After 31st March 2010 Indian banks will have to adhere to the Basel II norms. India had adopted Basel I guidelines in 1999. Later on in February 2005 the RBI had issued draft guidelines for implementing a New Capital Adequacy Framework, in line with Basel II. The deadline for implementing Basel II, originally set for March 31, 2007, has now been extended. Foreign banks in India and Indian banks operating abroad will have to adhere to the guidelines by March 31, 2009.
So let us dig what is this Basel II al about and how it will affect the Indian Banking sector.
What is Basel II?
Basel II is the second of the Basel Accords, which are recommendations on banking laws and regulations issued by the Basel Committee on Banking Supervision. The purpose of Basel II, which was initially published in June 2004, is to create an international standard that banking regulators can use when creating regulations about how much capital banks need to put aside to guard against the types of financial and operational risks banks face.
Basel II uses a “three pillars” concept – (1) minimum capital requirements (addressing risk), (2) supervisory review and (3) market discipline – to promote greater stability in the financial system.
Let’s dig out how all the three above pillars will bring changes in the Indian banking segment.

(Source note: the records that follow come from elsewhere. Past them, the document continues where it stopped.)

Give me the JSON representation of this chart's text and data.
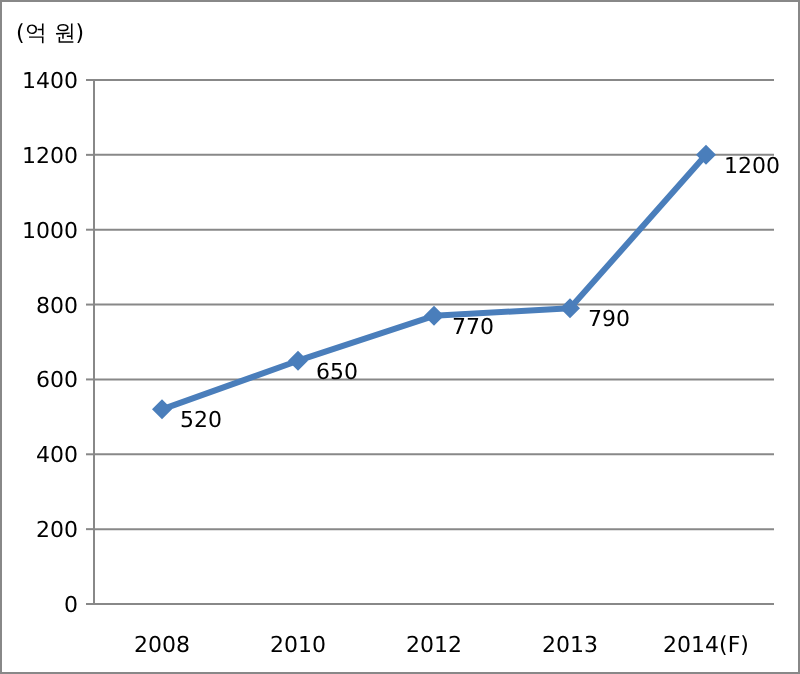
{
  "chart_data": {
    "type": "line",
    "ylabel": "(억 원)",
    "categories": [
      "2008",
      "2010",
      "2012",
      "2013",
      "2014(F)"
    ],
    "series": [
      {
        "color": "#4a7ebb",
        "values": [
          520,
          650,
          770,
          790,
          1200
        ]
      }
    ],
    "ylim": [
      0,
      1400
    ],
    "yticks": [
      0,
      200,
      400,
      600,
      800,
      1000,
      1200,
      1400
    ],
    "grid": "y",
    "marker": "diamond",
    "line_style": "solid",
    "data_labels": true
  }
}
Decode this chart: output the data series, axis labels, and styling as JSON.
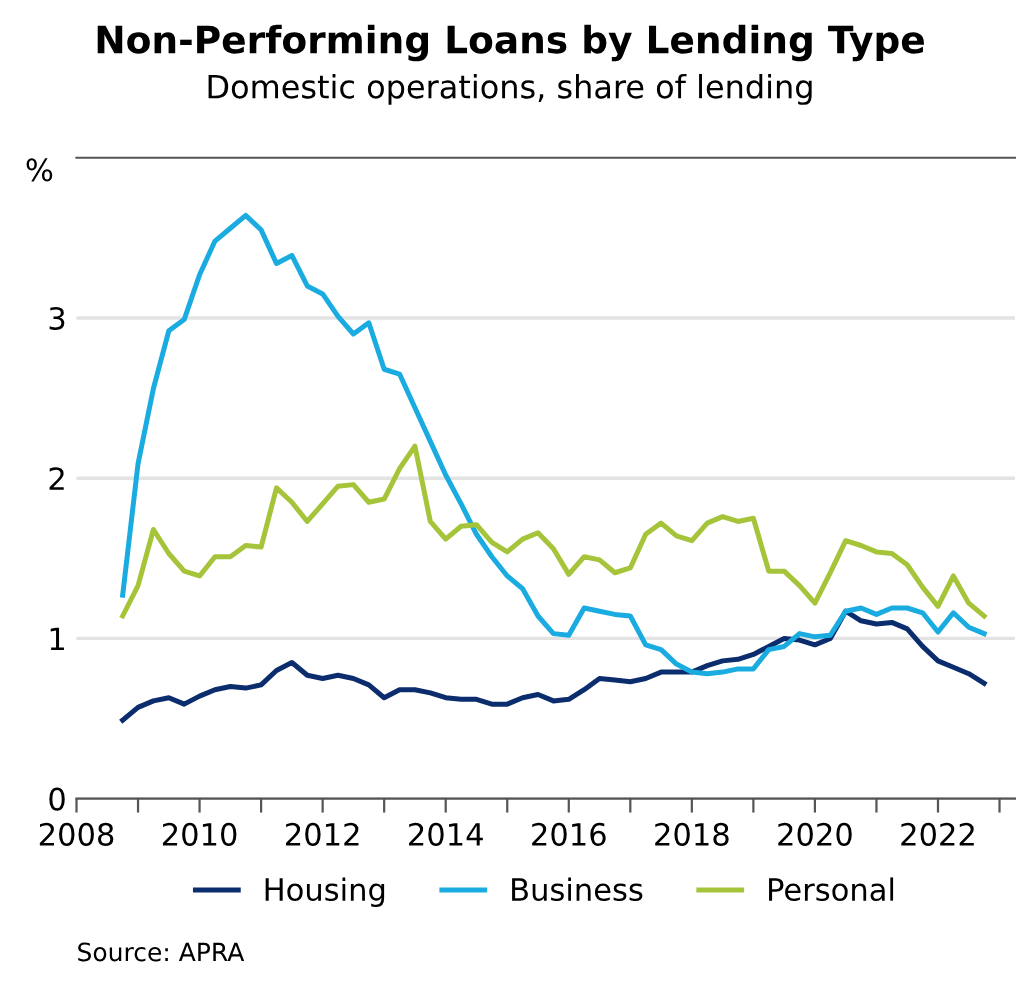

The first concept deals with minimum capital requirements. This is one of the most important and prime tool which makes our Indian Banking Sector jealous.
Banks have to keep aside 9 % capital againstØ various risks. The risk consist of interest rate risk in the banking book, foreign exchange risk, liquidity risk, business cycle risk, reputation risk, strategic risk. This rate is expected to increase after much talked about Basel II norms come into place. So all the above risk will make the Indian banking sector more secured and more stable just like the one during the US financial crisis.
In other words it can be described as theØ minimum amount of capital a Bank should maintain to cover its various business risks. This might affect the credit growth of banks since in first place Indian Banks are basically born skeptical which also acts as a boon in times of crisis. Banks will have to increase their margins for providing loans and moreover may reduce the rate of percentage of sanctions they make in usual conditions.
Now a question might come up in the mind thatØ what will be the affect on loans-this will be answered after 31st March 2010 when Basel II comes in to play.
The second pillar of Basel II is supervisory review. Banks have been given the power by which they will not only maintain the minimum capital requirements but will also be able to have a process by which they can assess their capital adequacy themselves. This process, and its assessment by the supervisory authority, is central to the second pillar of the Basel II Accord.
This also ensures that banks will be able to make arrangements to ensure that they hold enough capital to cover all their risks. The prime responsibility will lie on the individual banks to compile with the norms.
This review process will provide benefits when another financial crisis will hit in the future. We should not forget that when the US banks were getting sold out the Indian Banking segments stood still as if nothing has happened. That’s why we can go off to sleep when our prime wealth is being safely preserved in the Indian banks. It works in this frame work shown below.
The last but the most important one of Basel II is market discipline.
The recent financial crisis in US and the bailouts of the Century old Banks have raised the voice of market discipline. This is one of the most important pillar of any financial process.
Market Discipline in banking and financial sector is highly required in coming days as more globalization will expand. Market discipline as per Basel II focuses on:
To achieve increased transparency through expanded disclosure requirements for banks.
This will make sure that the banks are well positioned to handle the complex business process.
This will bring transparency in the process followed with adequate updating to the banking regulators on the involved process of the various banks in dealing complex products.
So over all it can be concluded that with the advent of Basel II, banks with a risk appetite, i.e. high risk – high return lending strategy or lending without proper appraisal merely to generate additional business will find the going tough. We believe that such business models, which take disproportionately high risks, will not survive. The business models, which should survive, will be where risks are within acceptance levels for the banks backed by adequate returns.
After implementing Basel II our Indian Banking will feel more jealous.